Danke für die Vorwarnungen. Ich denke es wird hier einiges zu negativ dargestellt. Das rührt vermutlich daher, dass klinisch tätige Ärzte mit hoher Arbeitsplatzsicherheit und langfristig gutem Gehalt gesegnet sind. In der Industrie gibt es nun mal keine Arbeitsplatzsicherheit und natürlich zählt Leistung und auch Politik. Darauf muss man sich einstellen und entsprechend vorsorgen. Das ist für viele Berufe Normalität.
Mir haben meine bisherigen Tätigkeiten in der Industrie wesentlich mehr Spaß gemacht als das was ich je im Studium gesehen habe oder machen durfte. Sich aus Sicherheitsgründen 6 Jahre als Assistenzarzt zu knechten, um dann später vielleicht zurück in einen Beruf zu gehen, der mir keine Freude bereitet, ist für mich persönlich nicht sinnvoll. Ist auch für eine Karriere in der Industrie nicht notwendig.

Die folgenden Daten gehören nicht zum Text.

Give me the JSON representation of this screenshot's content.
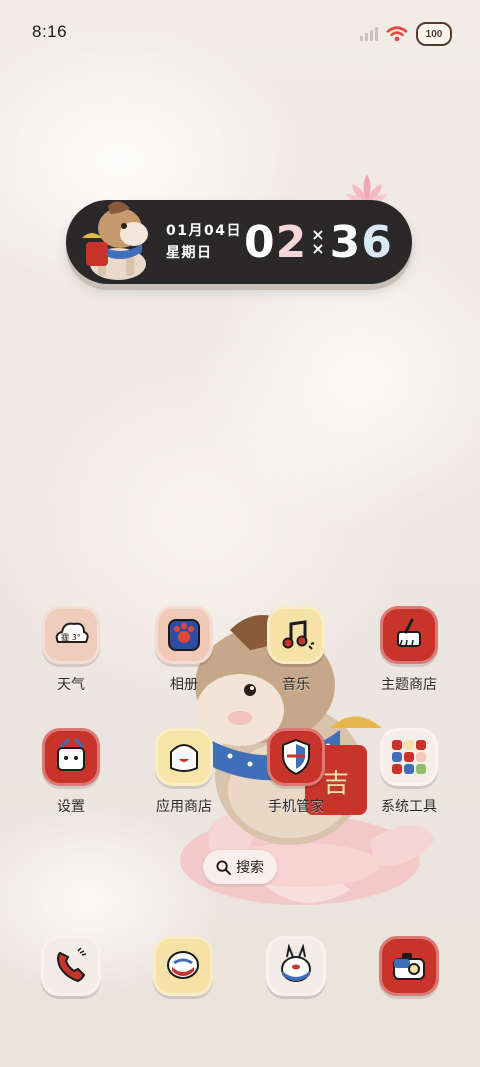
{
  "status_bar": {
    "time": "8:16",
    "battery": "100",
    "icons": [
      "signal-icon",
      "wifi-icon",
      "battery-icon"
    ],
    "colors": {
      "wifi": "#e24a3b",
      "battery_outline": "#5a3a2e"
    }
  },
  "widget": {
    "date": "01月04日",
    "weekday": "星期日",
    "hours": [
      "0",
      "2"
    ],
    "minutes": [
      "3",
      "6"
    ],
    "colors": {
      "background": "#2a2828"
    }
  },
  "apps": [
    {
      "label": "天气",
      "icon": "weather-cloud-icon",
      "icon_text": "霾 3°",
      "tile_color": "#efcdbd"
    },
    {
      "label": "相册",
      "icon": "gallery-icon",
      "tile_color": "#f0c9b8"
    },
    {
      "label": "音乐",
      "icon": "music-note-icon",
      "tile_color": "#f6e1a6"
    },
    {
      "label": "主题商店",
      "icon": "theme-brush-icon",
      "tile_color": "#c8342b"
    },
    {
      "label": "设置",
      "icon": "settings-gear-icon",
      "tile_color": "#c8342b"
    },
    {
      "label": "应用商店",
      "icon": "app-store-bag-icon",
      "tile_color": "#f6e4a8"
    },
    {
      "label": "手机管家",
      "icon": "phone-manager-shield-icon",
      "tile_color": "#c8342b"
    },
    {
      "label": "系统工具",
      "icon": "system-tools-folder-icon",
      "tile_color": "#f5eee9"
    }
  ],
  "search": {
    "label": "搜索",
    "icon": "search-icon"
  },
  "dock": [
    {
      "name": "phone",
      "icon": "phone-handset-icon",
      "tile_color": "#f3ece6"
    },
    {
      "name": "messages",
      "icon": "message-bubble-icon",
      "tile_color": "#f6e1a6"
    },
    {
      "name": "browser",
      "icon": "browser-bunny-icon",
      "tile_color": "#f3ece6"
    },
    {
      "name": "camera",
      "icon": "camera-icon",
      "tile_color": "#c8342b"
    }
  ]
}
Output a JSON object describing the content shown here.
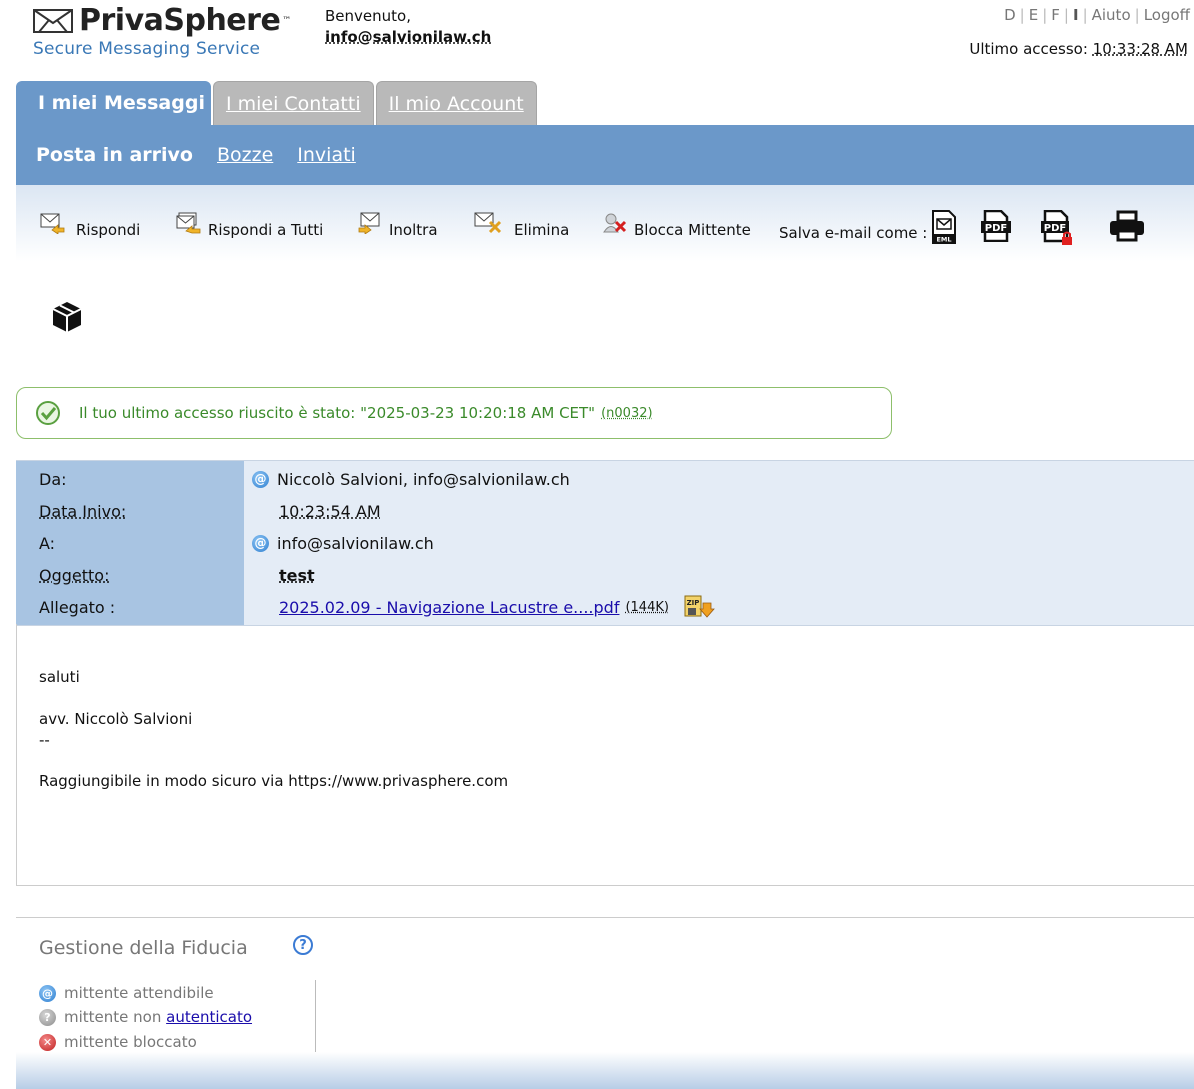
{
  "header": {
    "logo_name": "PrivaSphere",
    "logo_tm": "™",
    "logo_tagline": "Secure Messaging Service",
    "welcome": "Benvenuto,",
    "user": "info@salvionilaw.ch",
    "lang_links": [
      "D",
      "E",
      "F",
      "I"
    ],
    "help_link": "Aiuto",
    "logoff_link": "Logoff",
    "last_access_label": "Ultimo accesso:",
    "last_access_time": "10:33:28 AM"
  },
  "tabs": [
    "I miei Messaggi",
    "I miei Contatti",
    "Il mio Account"
  ],
  "subnav": {
    "current": "Posta in arrivo",
    "links": [
      "Bozze",
      "Inviati"
    ]
  },
  "toolbar": {
    "reply": "Rispondi",
    "reply_all": "Rispondi a Tutti",
    "forward": "Inoltra",
    "delete": "Elimina",
    "block": "Blocca Mittente",
    "save_as": "Salva e-mail come :"
  },
  "status": {
    "text": "Il tuo ultimo accesso riuscito è stato: \"2025-03-23 10:20:18 AM CET\"",
    "code": "(n0032)"
  },
  "message": {
    "from_label": "Da:",
    "from_value": "Niccolò Salvioni, info@salvionilaw.ch",
    "date_label": "Data Inivo:",
    "date_value": "10:23:54 AM",
    "to_label": "A:",
    "to_value": "info@salvionilaw.ch",
    "subject_label": "Oggetto:",
    "subject_value": "test",
    "attachment_label": "Allegato :",
    "attachment_name": "2025.02.09 - Navigazione Lacustre e....pdf",
    "attachment_size": "(144K)",
    "body": [
      "saluti",
      "avv. Niccolò Salvioni",
      "--",
      "Raggiungibile in modo sicuro via https://www.privasphere.com"
    ]
  },
  "trust": {
    "title": "Gestione della Fiducia",
    "trusted": "mittente attendibile",
    "unauth_prefix": "mittente non",
    "unauth_link": "autenticato",
    "blocked": "mittente bloccato"
  }
}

Ich bezweifle, dass jeder in Industrie im Alter "ausrangiert" wird und keine berufliche Perspektive mehr findet. Zudem hat man bis zum 50. Lebensjahr ausreichend Zeit, um sich Expertise und Alleinstellungsmerkmale anzueignen, um seinen Marktwert zu erhalten. Die Industrie wandelt sich richtigerweise und bietet vielfältige Möglichkeiten. Es gibt viele andere Pharmakonzerne, MedTech-Konzerne, Start-ups, spezialisierte Beratungen und es gibt viele interessante Themenbereiche, die sich entwickeln.
Beispielhaft kenne ich einen Arzt, der erst bei Pharma Medical Director, dann Market Access Chef war und jetzt im konzerneigenen Start-up-Inkubator und Accelerator die digitale Medizin von Morgen gestaltet.
Ein anderer Medical Director hat mir auch gesagt, dass es zumindest in seinem Konzern heutzutage nicht mehr typisch ist langfristig auf einer Stelle zu verharren und es gerne gesehen ist sich auch auf anderen Stellen anderer Bereiche weiterzuentwickeln.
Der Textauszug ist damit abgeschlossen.